From a894103ddb27787075932e388ad3af93732aba6d Mon Sep 17 00:00:00 2001
From: pompolic <pompolic@special-circumstanc.es>
Date: Wed, 3 Nov 2021 03:27:30 +0100
Subject: [PATCH] README clarifications

---
 gdb-port/README | 8 ++++----
 1 file changed, 4 insertions(+), 4 deletions(-)

diff --git a/gdb-port/README b/gdb-port/README
index e250f10..682605e 100644
--- a/gdb-port/README
+++ b/gdb-port/README
@@ -31,7 +31,7 @@ hammer-parse-stop-at-input-pos <number>
 Stops execution once the parsing process reaches past position `<number>` in the input stream. Two caveats: since parsers can consume more than one byte, the argument given is a lower bound of the actual stop position.
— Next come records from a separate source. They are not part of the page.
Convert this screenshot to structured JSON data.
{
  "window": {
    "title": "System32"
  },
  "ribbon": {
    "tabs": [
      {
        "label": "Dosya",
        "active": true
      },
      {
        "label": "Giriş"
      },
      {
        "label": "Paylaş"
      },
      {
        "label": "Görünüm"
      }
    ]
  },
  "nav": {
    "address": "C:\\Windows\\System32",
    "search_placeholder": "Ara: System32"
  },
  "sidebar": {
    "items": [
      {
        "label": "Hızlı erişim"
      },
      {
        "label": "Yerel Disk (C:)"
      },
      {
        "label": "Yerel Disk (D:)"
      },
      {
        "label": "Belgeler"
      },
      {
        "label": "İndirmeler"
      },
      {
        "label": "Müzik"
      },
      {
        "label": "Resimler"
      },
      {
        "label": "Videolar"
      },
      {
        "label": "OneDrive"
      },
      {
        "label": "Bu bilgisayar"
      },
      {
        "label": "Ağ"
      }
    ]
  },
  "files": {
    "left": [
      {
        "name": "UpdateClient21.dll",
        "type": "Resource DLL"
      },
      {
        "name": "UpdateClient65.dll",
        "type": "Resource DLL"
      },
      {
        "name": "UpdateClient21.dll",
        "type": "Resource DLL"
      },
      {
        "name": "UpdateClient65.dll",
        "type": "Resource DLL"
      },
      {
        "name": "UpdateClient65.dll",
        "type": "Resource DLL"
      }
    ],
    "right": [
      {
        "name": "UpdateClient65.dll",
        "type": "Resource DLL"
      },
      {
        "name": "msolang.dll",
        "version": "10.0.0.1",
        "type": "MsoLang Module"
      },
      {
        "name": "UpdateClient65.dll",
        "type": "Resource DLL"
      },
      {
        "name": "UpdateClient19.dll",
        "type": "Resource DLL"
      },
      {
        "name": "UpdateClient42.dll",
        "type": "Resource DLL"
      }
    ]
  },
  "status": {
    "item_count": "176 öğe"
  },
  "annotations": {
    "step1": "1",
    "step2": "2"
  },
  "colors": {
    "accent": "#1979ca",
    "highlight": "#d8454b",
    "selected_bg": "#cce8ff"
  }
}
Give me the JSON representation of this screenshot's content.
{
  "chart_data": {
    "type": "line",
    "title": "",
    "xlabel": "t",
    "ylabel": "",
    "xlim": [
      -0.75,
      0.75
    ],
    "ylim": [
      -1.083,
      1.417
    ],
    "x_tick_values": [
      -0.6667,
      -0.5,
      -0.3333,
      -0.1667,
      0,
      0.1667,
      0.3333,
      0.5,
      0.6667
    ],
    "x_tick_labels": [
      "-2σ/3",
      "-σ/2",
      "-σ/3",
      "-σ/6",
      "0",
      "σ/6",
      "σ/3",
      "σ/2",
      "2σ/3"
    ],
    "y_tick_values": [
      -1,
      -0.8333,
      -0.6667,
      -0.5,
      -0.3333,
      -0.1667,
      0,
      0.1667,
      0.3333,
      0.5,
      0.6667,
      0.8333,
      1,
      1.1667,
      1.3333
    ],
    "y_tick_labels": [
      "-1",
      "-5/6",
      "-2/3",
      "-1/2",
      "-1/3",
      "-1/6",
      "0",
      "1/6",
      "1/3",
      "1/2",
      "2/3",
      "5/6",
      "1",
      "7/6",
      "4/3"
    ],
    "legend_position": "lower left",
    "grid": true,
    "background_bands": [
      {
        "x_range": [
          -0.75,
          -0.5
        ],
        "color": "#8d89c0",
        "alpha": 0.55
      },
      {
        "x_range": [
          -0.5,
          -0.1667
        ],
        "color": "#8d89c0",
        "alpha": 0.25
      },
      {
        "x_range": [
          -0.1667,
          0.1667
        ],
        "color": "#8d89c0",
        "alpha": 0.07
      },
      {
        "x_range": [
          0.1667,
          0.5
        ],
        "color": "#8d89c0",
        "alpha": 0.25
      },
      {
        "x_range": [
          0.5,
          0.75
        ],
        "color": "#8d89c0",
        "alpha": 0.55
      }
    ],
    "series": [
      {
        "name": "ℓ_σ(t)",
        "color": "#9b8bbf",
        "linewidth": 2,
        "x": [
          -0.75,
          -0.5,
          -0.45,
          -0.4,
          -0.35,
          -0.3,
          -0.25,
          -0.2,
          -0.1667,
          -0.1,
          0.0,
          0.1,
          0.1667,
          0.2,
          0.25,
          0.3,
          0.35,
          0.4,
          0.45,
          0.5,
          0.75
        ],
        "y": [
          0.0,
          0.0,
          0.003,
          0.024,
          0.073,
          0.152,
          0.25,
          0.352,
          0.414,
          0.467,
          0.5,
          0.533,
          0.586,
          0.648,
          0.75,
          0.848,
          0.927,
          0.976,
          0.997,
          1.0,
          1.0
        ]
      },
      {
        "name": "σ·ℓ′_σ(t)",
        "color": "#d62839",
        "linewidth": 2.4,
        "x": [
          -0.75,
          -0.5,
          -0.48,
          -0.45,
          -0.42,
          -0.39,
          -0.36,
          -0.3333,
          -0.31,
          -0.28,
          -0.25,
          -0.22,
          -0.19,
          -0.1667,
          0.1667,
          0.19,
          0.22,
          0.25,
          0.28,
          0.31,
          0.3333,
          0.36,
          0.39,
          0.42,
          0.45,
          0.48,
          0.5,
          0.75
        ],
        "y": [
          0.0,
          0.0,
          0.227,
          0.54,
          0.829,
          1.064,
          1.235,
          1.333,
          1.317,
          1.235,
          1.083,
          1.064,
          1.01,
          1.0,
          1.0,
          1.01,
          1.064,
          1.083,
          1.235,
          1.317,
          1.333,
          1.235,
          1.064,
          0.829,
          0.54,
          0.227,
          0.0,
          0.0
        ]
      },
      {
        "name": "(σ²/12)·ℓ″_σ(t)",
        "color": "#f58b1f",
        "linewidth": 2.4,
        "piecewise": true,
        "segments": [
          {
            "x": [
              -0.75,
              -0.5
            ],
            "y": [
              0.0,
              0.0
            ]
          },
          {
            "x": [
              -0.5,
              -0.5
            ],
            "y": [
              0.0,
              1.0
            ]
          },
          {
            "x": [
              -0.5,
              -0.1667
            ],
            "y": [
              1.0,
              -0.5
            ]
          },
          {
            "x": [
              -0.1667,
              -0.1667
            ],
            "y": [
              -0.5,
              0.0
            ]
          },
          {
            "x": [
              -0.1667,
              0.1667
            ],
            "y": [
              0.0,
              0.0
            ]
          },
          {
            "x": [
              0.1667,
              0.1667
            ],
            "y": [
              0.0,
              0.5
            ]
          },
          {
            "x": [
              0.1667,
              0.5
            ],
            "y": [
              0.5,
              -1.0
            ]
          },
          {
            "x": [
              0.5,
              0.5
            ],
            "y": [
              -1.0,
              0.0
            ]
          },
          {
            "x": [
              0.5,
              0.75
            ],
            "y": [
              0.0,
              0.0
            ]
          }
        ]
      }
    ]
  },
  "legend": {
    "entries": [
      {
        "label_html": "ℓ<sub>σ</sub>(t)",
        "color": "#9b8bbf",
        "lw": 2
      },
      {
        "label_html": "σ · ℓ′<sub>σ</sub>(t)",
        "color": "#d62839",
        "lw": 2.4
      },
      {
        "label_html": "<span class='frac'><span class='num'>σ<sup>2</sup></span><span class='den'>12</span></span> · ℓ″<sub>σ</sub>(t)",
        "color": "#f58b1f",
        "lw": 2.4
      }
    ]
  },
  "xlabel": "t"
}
Additionally, if a parser consumes enough input to reach the requested position, but would later fail, execution is stopped when position `<number>` is reached.
 
 ```
-hammer-parse-step <number>
+hammer-parse-step [number]
 ```
 
 Advance the parsing process by calling the next <number> parsers on the input (according to the declared H_RULEs). For example, given:
@@ -44,14 +44,14 @@ H_RULE(b, h_sequence(b_2, b_2, NULL));
 H_RULE(a_b, h_sequence(a, b, NULL));
 ```
 
-Stopping at `a_b` and invoking the command will stop at the invocation of the following parsers:
+Stopping at `a_b` and invoking the command will stop at the applications of the following parsers:
 a, b, b_2, b_2
 
 Invoking `hammer-parse-step 2` would result in the following list:
 
 b, b_2
 
-This is not based on input positions, but roughly equivalent to stopping execution at the next CALL instruction. See also `hammer-parser-backtrace`.
+This is not equivalent to advancing the input stream by [number] bytes, rather, it is equivalent to running until the next [number] pushes on the parser stack. See also `hammer-parser-backtrace`.
 
 ```
 hammer-parse-continue
@@ -62,7 +62,7 @@ Alias of GDB `continue`. May change later.
 Querying:
 
 ```
-hammer-parser-backtrace <number>
+hammer-parser-backtrace [number]
 ```
 
 Print the "call stack" for parsers. A call to `perform_lowlevel_parse` corresponds to a push to the stack, while a return from it corresponds to popping the stack. `<number>` controls the number of items to print. If the parameter is not given, the entire stack is printed.